The State of China
Noritake Ridgewood china, pink rose swags with a grey and tan border. Fond memories of special, home cooked birthday or holiday meals prepared by Mom. Leaves inserted to grow the table, accommodating friends we brought home. A tablecloth was spread with love; the silver chest came out. The table was set, ready with forks on the left and knives and spoons on the right. Later the dishes were hand washed and dried by me and my sisters.
We grew up, got engaged and made a wedding registry. We choose our china, a delicate blue floral on white called Caroline by Noritake. Today, multiple sets of dishes live at our house, not just china: two sets of everyday, and at one time, two sets of Christmas dishes. An observation by our daughter Haley, then nine years old, was “Did you see the pottery mom and dad bought?” Out of the mouth of babes, her comment was not lost on me. Oh, and I almost forgot about the china my husband lugged home after his mother moved to a retirement place.
Who knew he would have an appreciation for dishware, and a fascination with the holidays? Between our two collecting habits, like many of my clients, we face the state of our china.
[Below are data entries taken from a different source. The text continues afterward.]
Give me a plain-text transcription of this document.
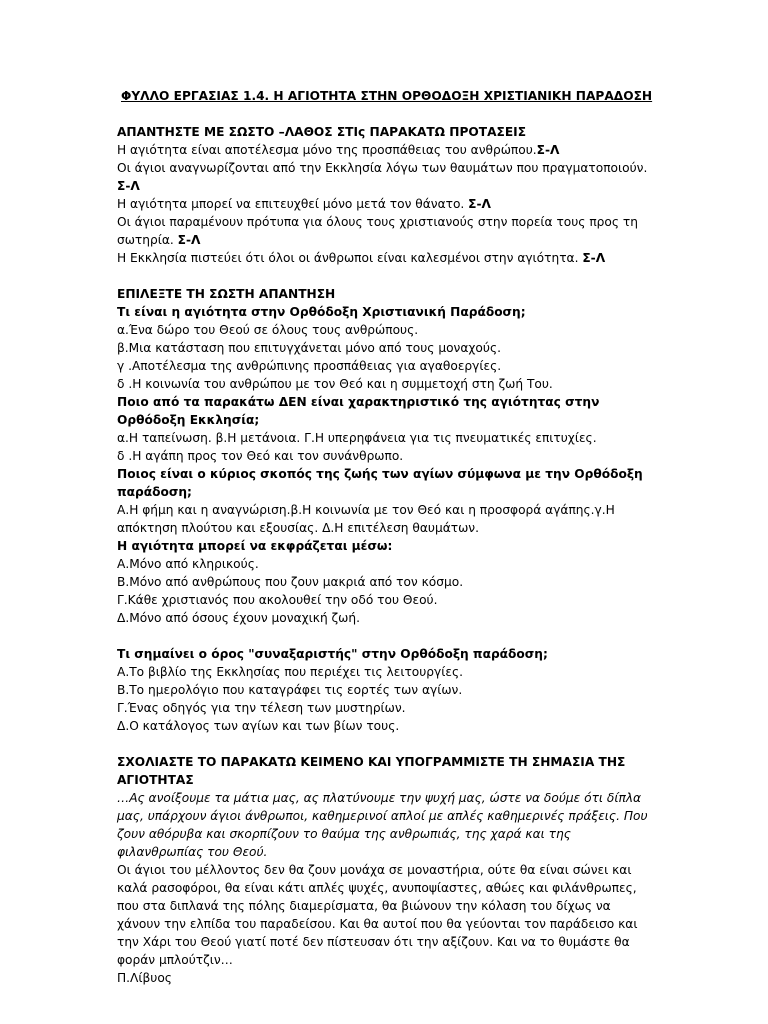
ΦΥΛΛΟ ΕΡΓΑΣΙΑΣ 1.4. Η ΑΓΙΟΤΗΤΑ ΣΤΗΝ ΟΡΘΟΔΟΞΗ ΧΡΙΣΤΙΑΝΙΚΗ ΠΑΡΑΔΟΣΗ
ΑΠΑΝΤΗΣΤΕ ΜΕ ΣΩΣΤΟ –ΛΑΘΟΣ ΣΤΙς ΠΑΡΑΚΑΤΩ ΠΡΟΤΑΣΕΙΣ
Η αγιότητα είναι αποτέλεσμα μόνο της προσπάθειας του ανθρώπου.Σ-Λ
Οι άγιοι αναγνωρίζονται από την Εκκλησία λόγω των θαυμάτων που πραγματοποιούν. Σ-Λ
Η αγιότητα μπορεί να επιτευχθεί μόνο μετά τον θάνατο. Σ-Λ
Οι άγιοι παραμένουν πρότυπα για όλους τους χριστιανούς στην πορεία τους προς τη σωτηρία. Σ-Λ
Η Εκκλησία πιστεύει ότι όλοι οι άνθρωποι είναι καλεσμένοι στην αγιότητα. Σ-Λ
ΕΠΙΛΕΞΤΕ ΤΗ ΣΩΣΤΗ ΑΠΑΝΤΗΣΗ
Τι είναι η αγιότητα στην Ορθόδοξη Χριστιανική Παράδοση;
α.Ένα δώρο του Θεού σε όλους τους ανθρώπους.
β.Μια κατάσταση που επιτυγχάνεται μόνο από τους μοναχούς.
γ .Αποτέλεσμα της ανθρώπινης προσπάθειας για αγαθοεργίες.
δ .Η κοινωνία του ανθρώπου με τον Θεό και η συμμετοχή στη ζωή Του.
Ποιο από τα παρακάτω ΔΕΝ είναι χαρακτηριστικό της αγιότητας στην Ορθόδοξη Εκκλησία;
α.Η ταπείνωση. β.Η μετάνοια. Γ.Η υπερηφάνεια για τις πνευματικές επιτυχίες.
δ .Η αγάπη προς τον Θεό και τον συνάνθρωπο.
Ποιος είναι ο κύριος σκοπός της ζωής των αγίων σύμφωνα με την Ορθόδοξη παράδοση;
Α.Η φήμη και η αναγνώριση.β.Η κοινωνία με τον Θεό και η προσφορά αγάπης.γ.Η απόκτηση πλούτου και εξουσίας. Δ.Η επιτέλεση θαυμάτων.
Η αγιότητα μπορεί να εκφράζεται μέσω:
Α.Μόνο από κληρικούς.
Β.Μόνο από ανθρώπους που ζουν μακριά από τον κόσμο.
Γ.Κάθε χριστιανός που ακολουθεί την οδό του Θεού.
Δ.Μόνο από όσους έχουν μοναχική ζωή.
Τι σημαίνει ο όρος "συναξαριστής" στην Ορθόδοξη παράδοση;
Α.Το βιβλίο της Εκκλησίας που περιέχει τις λειτουργίες.
Β.Το ημερολόγιο που καταγράφει τις εορτές των αγίων.
Γ.Ένας οδηγός για την τέλεση των μυστηρίων.
Δ.Ο κατάλογος των αγίων και των βίων τους.
ΣΧΟΛΙΑΣΤΕ ΤΟ ΠΑΡΑΚΑΤΩ ΚΕΙΜΕΝΟ ΚΑΙ ΥΠΟΓΡΑΜΜΙΣΤΕ ΤΗ ΣΗΜΑΣΙΑ ΤΗΣ ΑΓΙΟΤΗΤΑΣ
…Ας ανοίξουμε τα μάτια μας, ας πλατύνουμε την ψυχή μας, ώστε να δούμε ότι δίπλα μας, υπάρχουν άγιοι άνθρωποι, καθημερινοί απλοί με απλές καθημερινές πράξεις. Που ζουν αθόρυβα και σκορπίζουν το θαύμα της ανθρωπιάς, της χαρά και της φιλανθρωπίας του Θεού.
Οι άγιοι του μέλλοντος δεν θα ζουν μονάχα σε μοναστήρια, ούτε θα είναι σώνει και καλά ρασοφόροι, θα είναι κάτι απλές ψυχές, ανυποψίαστες, αθώες και φιλάνθρωπες, που στα διπλανά της πόλης διαμερίσματα, θα βιώνουν την κόλαση του δίχως να χάνουν την ελπίδα του παραδείσου. Και θα αυτοί που θα γεύονται τον παράδεισο και την Χάρι του Θεού γιατί ποτέ δεν πίστευσαν ότι την αξίζουν. Και να το θυμάστε θα φοράν μπλούτζιν…
Π.Λίβυος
A client is moving cross country and doesn’t want to bring her inherited fine china. The plates are offered on Replacements.com for a hefty price; however, the client would receive only a fraction of that, after packing, shipping and her split from Replacements.
Other options for disposal include:
- Post online locally – Nextdoor or Craigslist, where you won’t deal with shipping.
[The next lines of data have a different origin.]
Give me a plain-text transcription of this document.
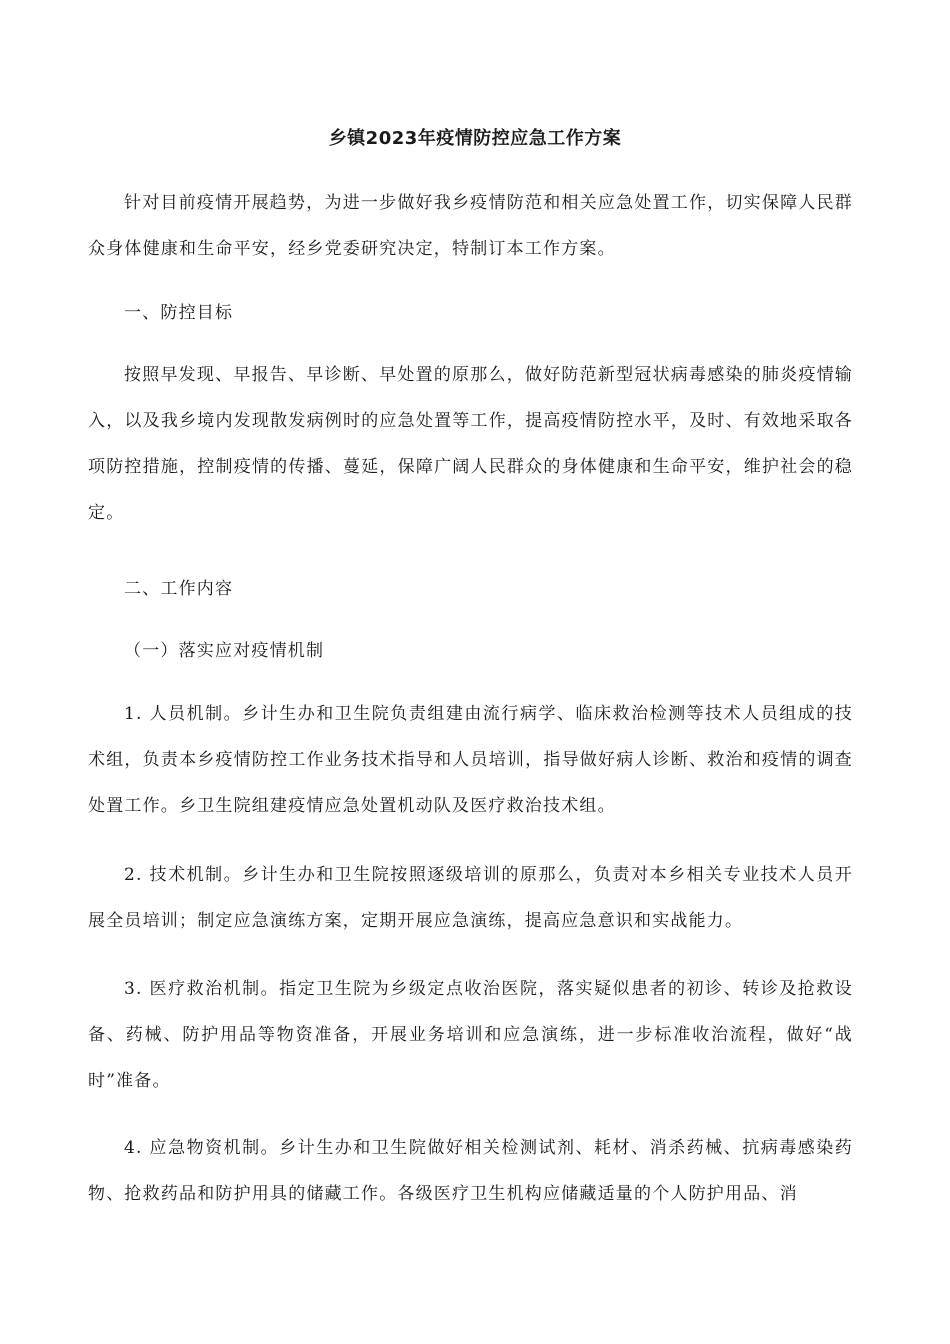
乡镇2023年疫情防控应急工作方案

针对目前疫情开展趋势，为进一步做好我乡疫情防范和相关应急处置工作，切实保障人民群众身体健康和生命平安，经乡党委研究决定，特制订本工作方案。

一、防控目标

按照早发现、早报告、早诊断、早处置的原那么，做好防范新型冠状病毒感染的肺炎疫情输入，以及我乡境内发现散发病例时的应急处置等工作，提高疫情防控水平，及时、有效地采取各项防控措施，控制疫情的传播、蔓延，保障广阔人民群众的身体健康和生命平安，维护社会的稳定。

二、工作内容

（一）落实应对疫情机制

1. 人员机制。乡计生办和卫生院负责组建由流行病学、临床救治检测等技术人员组成的技术组，负责本乡疫情防控工作业务技术指导和人员培训，指导做好病人诊断、救治和疫情的调查处置工作。乡卫生院组建疫情应急处置机动队及医疗救治技术组。

2. 技术机制。乡计生办和卫生院按照逐级培训的原那么，负责对本乡相关专业技术人员开展全员培训；制定应急演练方案，定期开展应急演练，提高应急意识和实战能力。

3. 医疗救治机制。指定卫生院为乡级定点收治医院，落实疑似患者的初诊、转诊及抢救设备、药械、防护用品等物资准备，开展业务培训和应急演练，进一步标准收治流程，做好“战时”准备。

4. 应急物资机制。乡计生办和卫生院做好相关检测试剂、耗材、消杀药械、抗病毒感染药物、抢救药品和防护用具的储藏工作。各级医疗卫生机构应储藏适量的个人防护用品、消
- Take to a consignment shop. If they take it, it will sell for next to nothing.
- Donate it to your favorite charity and claim the tax deduction.
I spoke with Jane Alexiadis, Personal Property Appraiser about the state of china. She said there isn’t a market for it. Reasons cited were storage space, less formal entertaining, and the need for dish washing by hand. On the other hand, she recommends using it anyway. “Our mothers and grandmothers would want us to enjoy it, rather than be burdened. If something breaks, the angels will comfort them.”
Noritake representative, Laura Fess, voiced a similar sensibility. Rather than save the china for guests, “We should celebrate everyday! Just use it.”
When our daughter Jacey married, she had no interest in registering for china. Times had changed. Casual dining and a simpler lifestyle was the thing. She did, however, take one set of Christmas china off our hands.